MaxLinear engineer Benny Weng has told me (quote):

"I did a check on the REANEG bit, [...] and it needs to clear the bit
manually and please give 10ms delay in between."

In my observation the bit *does* clear itself *most* of the time,
but aparently when being set in the wrong moment it doesn't. This
makes testing rather difficult and I'd just follow their advise.
Re: [PATCH net] net: dsa: mxl-gsw1xx: manually clear RANEG bit
Posted by Andrew Lunn 2 weeks ago
On Fri, Dec 05, 2025 at 01:56:39PM +0000, Daniel Golle wrote:
> On Fri, Dec 05, 2025 at 02:45:35PM +0100, Andrew Lunn wrote:
> > On Fri, Dec 05, 2025 at 01:32:20AM +0000, Daniel Golle wrote:
> > > Despite being documented as self-clearing, the RANEG bit sometimes
> > > remains set, preventing auto-negotiation from happening.
> > > 
> > > Manually clear the RANEG bit after 10ms as advised by MaxLinear, using
> > > delayed_work emulating the asynchronous self-clearing behavior.
> > 
> > Maybe add some text why the complexity of delayed work is used, rather
> > than just a msleep(10)?
> > 
> > Calling regmap_read_poll_timeout() to see if it clears itself could
> > optimise this, and still be simpler.
> 
> Is the restart_an() operation allowed to sleep?
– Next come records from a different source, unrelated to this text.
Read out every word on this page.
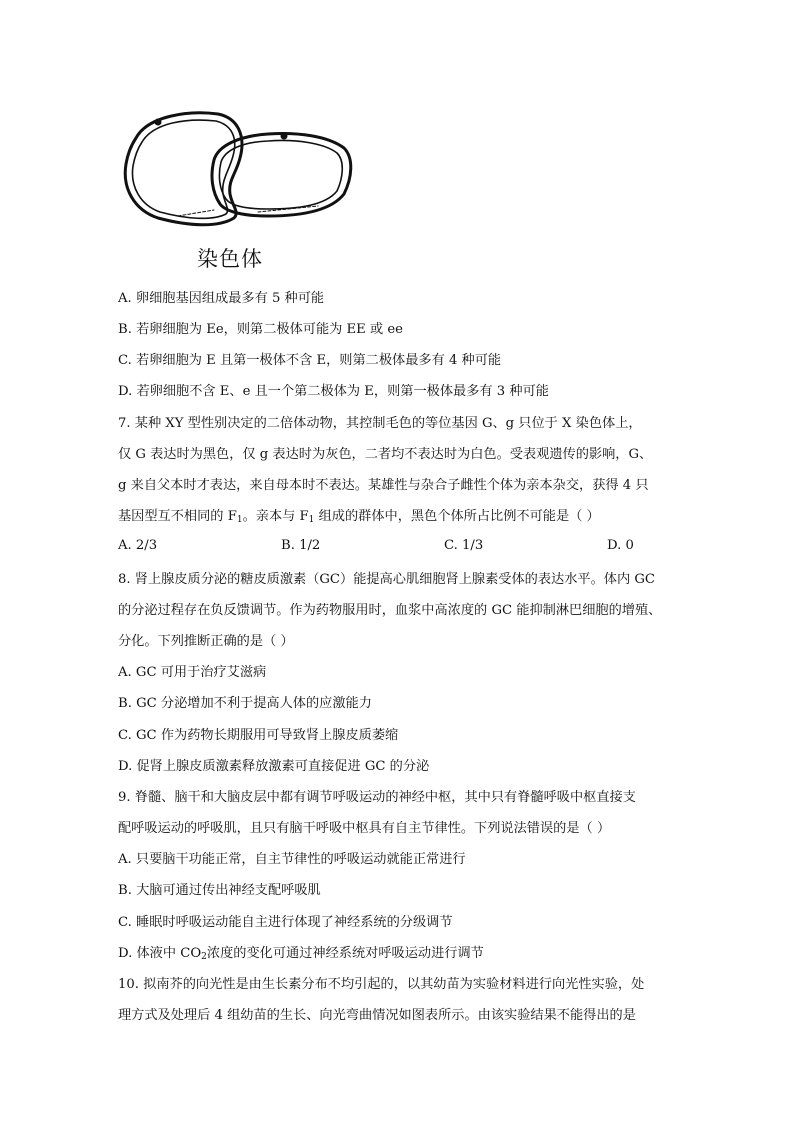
染色体
A. 卵细胞基因组成最多有 5 种可能
B. 若卵细胞为 Ee，则第二极体可能为 EE 或 ee
C. 若卵细胞为 E 且第一极体不含 E，则第二极体最多有 4 种可能
D. 若卵细胞不含 E、e 且一个第二极体为 E，则第一极体最多有 3 种可能
7. 某种 XY 型性别决定的二倍体动物，其控制毛色的等位基因 G、g 只位于 X 染色体上，
仅 G 表达时为黑色，仅 g 表达时为灰色，二者均不表达时为白色。受表观遗传的影响，G、
g 来自父本时才表达，来自母本时不表达。某雄性与杂合子雌性个体为亲本杂交，获得 4 只
基因型互不相同的 $F_1$。亲本与 $F_1$ 组成的群体中，黑色个体所占比例不可能是（ ）
A. 2/3	B. 1/2	C. 1/3	D. 0
8. 肾上腺皮质分泌的糖皮质激素（GC）能提高心肌细胞肾上腺素受体的表达水平。体内 GC
的分泌过程存在负反馈调节。作为药物服用时，血浆中高浓度的 GC 能抑制淋巴细胞的增殖、
分化。下列推断正确的是（ ）
A. GC 可用于治疗艾滋病
B. GC 分泌增加不利于提高人体的应激能力
C. GC 作为药物长期服用可导致肾上腺皮质萎缩
D. 促肾上腺皮质激素释放激素可直接促进 GC 的分泌
9. 脊髓、脑干和大脑皮层中都有调节呼吸运动的神经中枢，其中只有脊髓呼吸中枢直接支
配呼吸运动的呼吸肌，且只有脑干呼吸中枢具有自主节律性。下列说法错误的是（ ）
A. 只要脑干功能正常，自主节律性的呼吸运动就能正常进行
B. 大脑可通过传出神经支配呼吸肌
C. 睡眠时呼吸运动能自主进行体现了神经系统的分级调节
D. 体液中 $CO_2$浓度的变化可通过神经系统对呼吸运动进行调节
10. 拟南芥的向光性是由生长素分布不均引起的，以其幼苗为实验材料进行向光性实验，处
理方式及处理后 4 组幼苗的生长、向光弯曲情况如图表所示。由该实验结果不能得出的是
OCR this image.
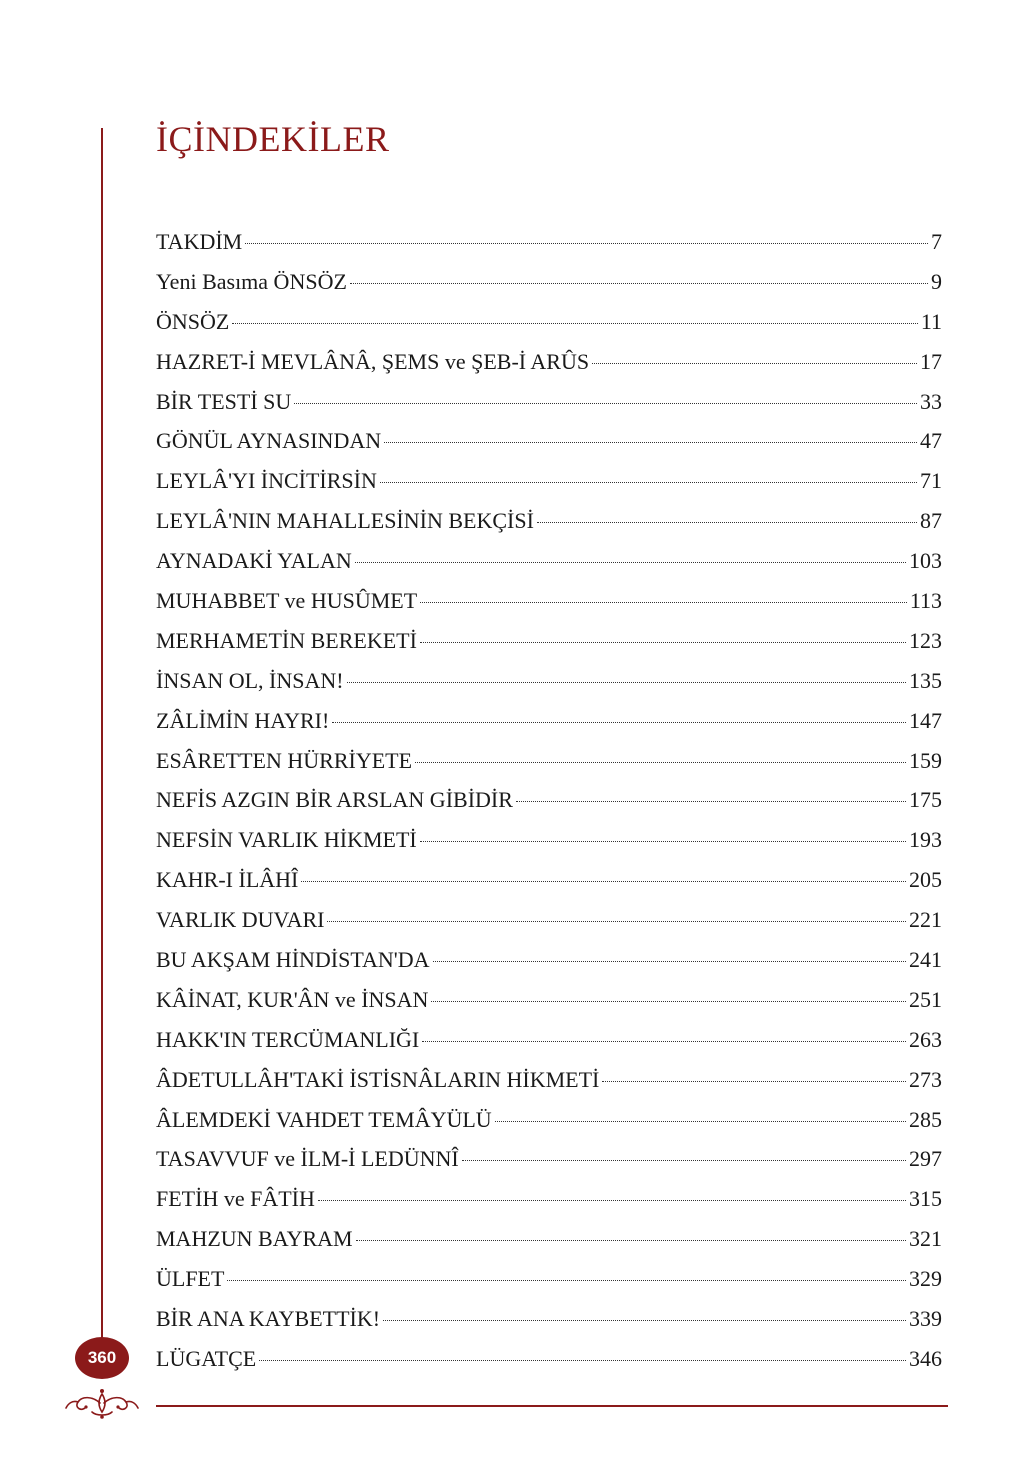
İÇİNDEKİLER
TAKDİM	7
Yeni Basıma ÖNSÖZ	9
ÖNSÖZ	11
HAZRET-İ MEVLÂNÂ, ŞEMS ve ŞEB-İ ARÛS	17
BİR TESTİ SU	33
GÖNÜL AYNASINDAN	47
LEYLÂ'YI İNCİTİRSİN	71
LEYLÂ'NIN MAHALLESİNİN BEKÇİSİ	87
AYNADAKİ YALAN	103
MUHABBET ve HUSÛMET	113
MERHAMETİN BEREKETİ	123
İNSAN OL, İNSAN!	135
ZÂLİMİN HAYRI!	147
ESÂRETTEN HÜRRİYETE	159
NEFİS AZGIN BİR ARSLAN GİBİDİR	175
NEFSİN VARLIK HİKMETİ	193
KAHR-I İLÂHÎ	205
VARLIK DUVARI	221
BU AKŞAM HİNDİSTAN'DA	241
KÂİNAT, KUR'ÂN ve İNSAN	251
HAKK'IN TERCÜMANLIĞI	263
ÂDETULLÂH'TAKİ İSTİSNÂLARIN HİKMETİ	273
ÂLEMDEKİ VAHDET TEMÂYÜLÜ	285
TASAVVUF ve İLM-İ LEDÜNNÎ	297
FETİH ve FÂTİH	315
MAHZUN BAYRAM	321
ÜLFET	329
BİR ANA KAYBETTİK!	339
LÜGATÇE	346
360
This would typically be an MDIO operations, since PCS are often on an
MDIO bus. And MDIO is expected to sleep. Also, regmap is using a lock
to prevent parallel access, and i expect that is a sleeping lock, not
a spinlock.

If you want to be sure, put in a might_sleep() call, and build the
kernel will sleep in atomic debug enabled. You will get a splat if i'm
wrong.

	Andrew
Re: [PATCH net] net: dsa: mxl-gsw1xx: manually clear RANEG bit
Posted by Vladimir Oltean 2 weeks ago
On Fri, Dec 05, 2025 at 01:56:39PM +0000, Daniel Golle wrote:
> On Fri, Dec 05, 2025 at 02:45:35PM +0100, Andrew Lunn wrote:
> > On Fri, Dec 05, 2025 at 01:32:20AM +0000, Daniel Golle wrote:
> > > Despite being documented as self-clearing, the RANEG bit sometimes
> > > remains set, preventing auto-negotiation from happening.
> > > 
> > > Manually clear the RANEG bit after 10ms as advised by MaxLinear, using
> > > delayed_work emulating the asynchronous self-clearing behavior.
> > 
> > Maybe add some text why the complexity of delayed work is used, rather
> > than just a msleep(10)?
> > 
> > Calling regmap_read_poll_timeout() to see if it clears itself could
> > optimise this, and still be simpler.
> 
> Is the restart_an() operation allowed to sleep?

Isn't regmap_set_bits() already sleeping? Your gsw1xx_regmap_bus
accesses __mdiobus_write() and __mdiobus_read() which are sleepable
operations and there's no problem with that.